To equalize reimbursements, the Newark-based insurer increased reimburse ments to obstetricians for vaginal deliveries and reduced payments for C-sections. To encourage patient education, physicians will receive an extra $100 for vaginal deliveries by women who have had a prior C-section.
Michael McGarvey, M.D., the Blues' senior vice president of health industry services, said the new rates eliminate what had been an average spread of $400 to $600 between C-section and vaginal delivery reimbursements. The policy takes effect immediately.
According to the latest available data from Health Insurance Association of America, the average physician fee for a C-section in 1991 was $2,236, or $611 more than the fee for a normal vaginal delivery.
The plan insures 1.6 million indemnity customers. The new policy doesn't affect its 250,000 managed-care customers.
New Jersey physicians eyed last week's announcement with a good dose of cynicism.
Gerald Burke, M.D., president of the New Jersey Obstetricians and Gynecology Society, said his first impression was that the Blues implemented the policy "to recoup the money they're going to be losing" on the state's newly mandated 48-hour inpatient stay for new moms (July 3, p. 10). Burke said he suspects that in lowering C-section rates and raising vaginal delivery rates, the Blues managed to lower its total costs.
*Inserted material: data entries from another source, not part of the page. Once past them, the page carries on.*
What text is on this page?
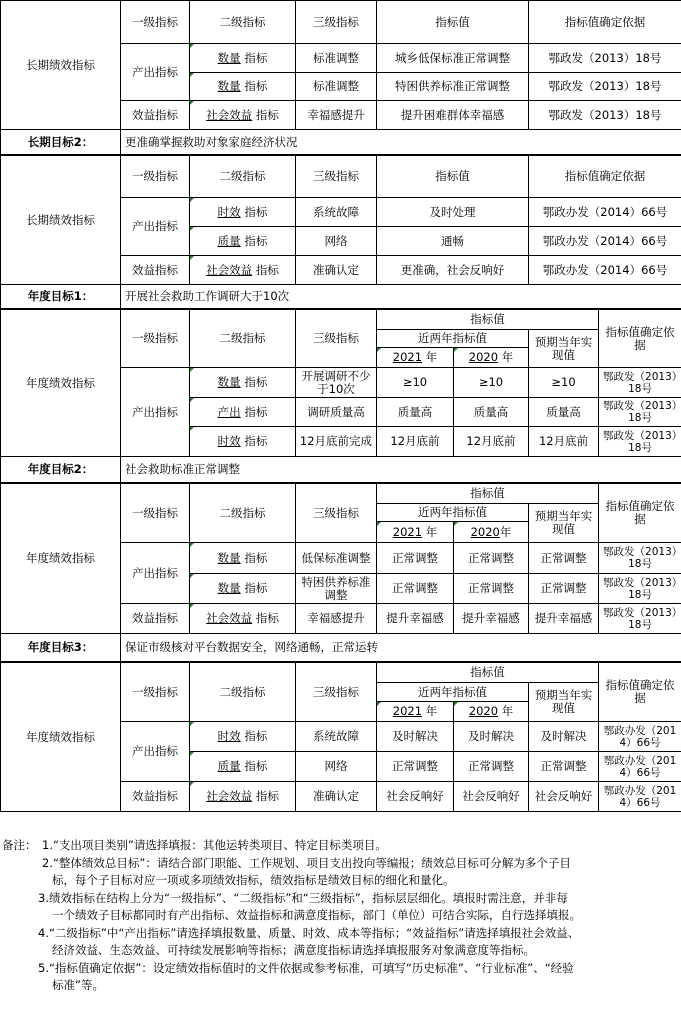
长期绩效指标	一级指标	二级指标	三级指标	指标值	指标值确定依据
	产出指标	数量 指标	标准调整	城乡低保标准正常调整	鄂政发（2013）18号
		数量 指标	标准调整	特困供养标准正常调整	鄂政发（2013）18号
	效益指标	社会效益 指标	幸福感提升	提升困难群体幸福感	鄂政发（2013）18号
长期目标2：	更准确掌握救助对象家庭经济状况
长期绩效指标	一级指标	二级指标	三级指标	指标值	指标值确定依据
	产出指标	时效 指标	系统故障	及时处理	鄂政办发（2014）66号
		质量 指标	网络	通畅	鄂政办发（2014）66号
	效益指标	社会效益 指标	准确认定	更准确，社会反响好	鄂政办发（2014）66号
年度目标1：	开展社会救助工作调研大于10次
年度绩效指标	一级指标	二级指标	三级指标	指标值			指标值确定依据
				近两年指标值		预期当年实现值	
				2021 年	2020 年		
	产出指标	数量 指标	开展调研不少于10次	≥10	≥10	≥10	鄂政发（2013）18号
		产出 指标	调研质量高	质量高	质量高	质量高	鄂政发（2013）18号
		时效 指标	12月底前完成	12月底前	12月底前	12月底前	鄂政发（2013）18号
年度目标2：	社会救助标准正常调整
年度绩效指标	一级指标	二级指标	三级指标	指标值			指标值确定依据
				近两年指标值		预期当年实现值	
				2021 年	2020年		
	产出指标	数量 指标	低保标准调整	正常调整	正常调整	正常调整	鄂政发（2013）18号
		数量 指标	特困供养标准调整	正常调整	正常调整	正常调整	鄂政发（2013）18号
	效益指标	社会效益 指标	幸福感提升	提升幸福感	提升幸福感	提升幸福感	鄂政发（2013）18号
年度目标3：	保证市级核对平台数据安全，网络通畅，正常运转
年度绩效指标	一级指标	二级指标	三级指标	指标值			指标值确定依据
				近两年指标值		预期当年实现值	
				2021 年	2020 年		
	产出指标	时效 指标	系统故障	及时解决	及时解决	及时解决	鄂政办发（2014）66号
		质量 指标	网络	正常调整	正常调整	正常调整	鄂政办发（2014）66号
	效益指标	社会效益 指标	准确认定	社会反响好	社会反响好	社会反响好	鄂政办发（2014）66号
备注： 1.“支出项目类别”请选择填报：其他运转类项目、特定目标类项目。
2.“整体绩效总目标”：请结合部门职能、工作规划、项目支出投向等编报；绩效总目标可分解为多个子目
标，每个子目标对应一项或多项绩效指标，绩效指标是绩效目标的细化和量化。
3.绩效指标在结构上分为“一级指标”、“二级指标”和“三级指标”，指标层层细化。填报时需注意，并非每
一个绩效子目标都同时有产出指标、效益指标和满意度指标，部门（单位）可结合实际，自行选择填报。
4.“二级指标”中“产出指标”请选择填报数量、质量、时效、成本等指标；“效益指标”请选择填报社会效益、
经济效益、生态效益、可持续发展影响等指标；满意度指标请选择填报服务对象满意度等指标。
5.“指标值确定依据”：设定绩效指标值时的文件依据或参考标准，可填写“历史标准”、“行业标准”、“经验
标准”等。
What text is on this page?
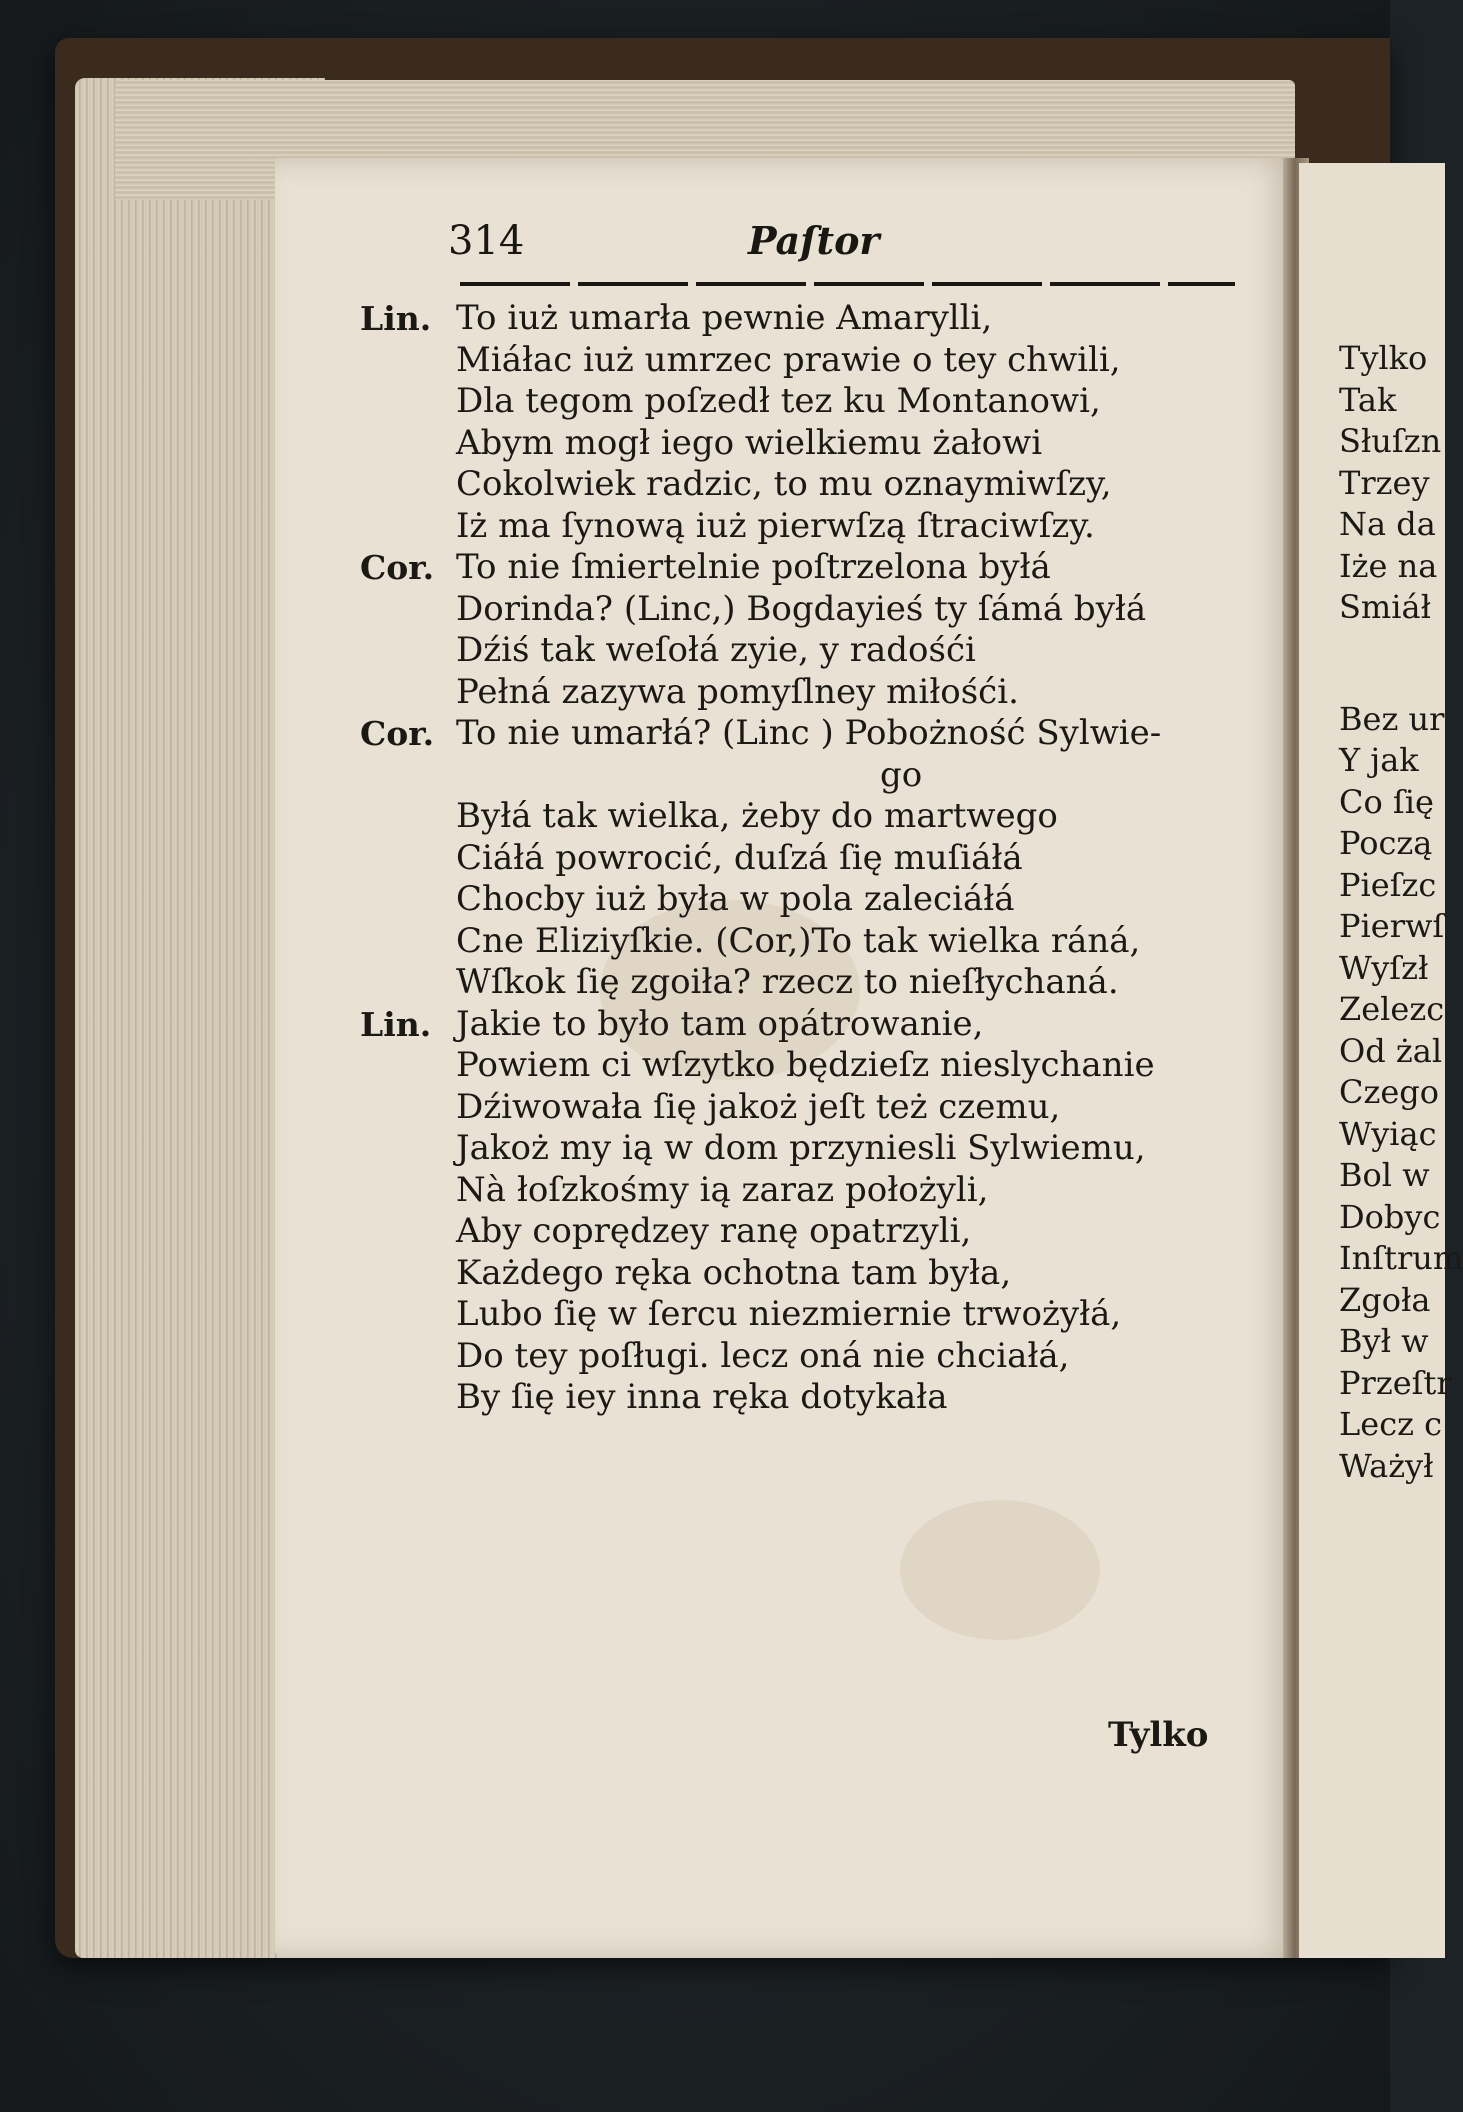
Tylko
Tak
Słuſzn
Trzey
Na da
Iże na
Smiáł
Bez ur
Y jak
Co ſię
Począ
Pieſzc
Pierwſ
Wyſzł
Zelezc
Od żal
Czego
Wyiąc
Bol w
Dobyc
Inſtrum
Zgoła
Był w
Przeſtr
Lecz c
Ważył
314	Paſtor
Lin. To iuż umarła pewnie Amarylli,
Miáłac iuż umrzec prawie o tey chwili,
Dla tegom poſzedł tez ku Montanowi,
Abym mogł iego wielkiemu żałowi
Cokolwiek radzic, to mu oznaymiwſzy,
Iż ma ſynową iuż pierwſzą ſtraciwſzy.
Cor. To nie ſmiertelnie poſtrzelona byłá
Dorinda? (Linc,) Bogdayieś ty ſámá byłá
Dźiś tak weſołá zyie, y radośći
Pełná zazywa pomyſlney miłośći.
Cor. To nie umarłá? (Linc ) Pobożność Sylwie-
go
Byłá tak wielka, żeby do martwego
Ciáłá powrocić, duſzá ſię muſiáłá
Chocby iuż była w pola zaleciáłá
Cne Eliziyſkie. (Cor,)To tak wielka ráná,
Wſkok ſię zgoiła? rzecz to nieſłychaná.
Lin. Jakie to było tam opátrowanie,
Powiem ci wſzytko będzieſz nieslychanie
Dźiwowała ſię jakoż jeſt też czemu,
Jakoż my ią w dom przyniesli Sylwiemu,
Nà łoſzkośmy ią zaraz położyli,
Aby coprędzey ranę opatrzyli,
Każdego ręka ochotna tam była,
Lubo ſię w ſercu niezmiernie trwożyłá,
Do tey poſługi. lecz oná nie chciałá,
By ſię iey inna ręka dotykała
Tylko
McGarvey said savings to the plan are "very small" and that the decision to revamp physician payments is completely unrelated to the 48-hour mandate. The policy is intended to bring the plan's average C-section rate of 27.5% in line with the national rate of 22%. New Jersey's C-section average is 23.9%, he said. The plan hopes the new rates will "take economics out of the way of making a sound medical decision," he explained.
The Blue Cross and Blue Shield Association said about half the nation's 67 Blues plans have similar policies.
But it's not a common practice among commercial insurers, HIAA said.
Because of growing interest in such financial incentives, the American College of Obstetricians and Gynecologists issued an opinion last year, saying there's "little or no evidence" that the mode of delivery is motivated by differences in payment. ACOG said the delivery method should be determined on a case-by-case basis and not be driven by reimbursement considerations.
"The real concern there is, can you reduce something as complicated as that and as physician-judgment-driven as that to a dollars-and-cents issue?" said Ron Czajkowski, a spokesman for the New Jersey Hospital Association.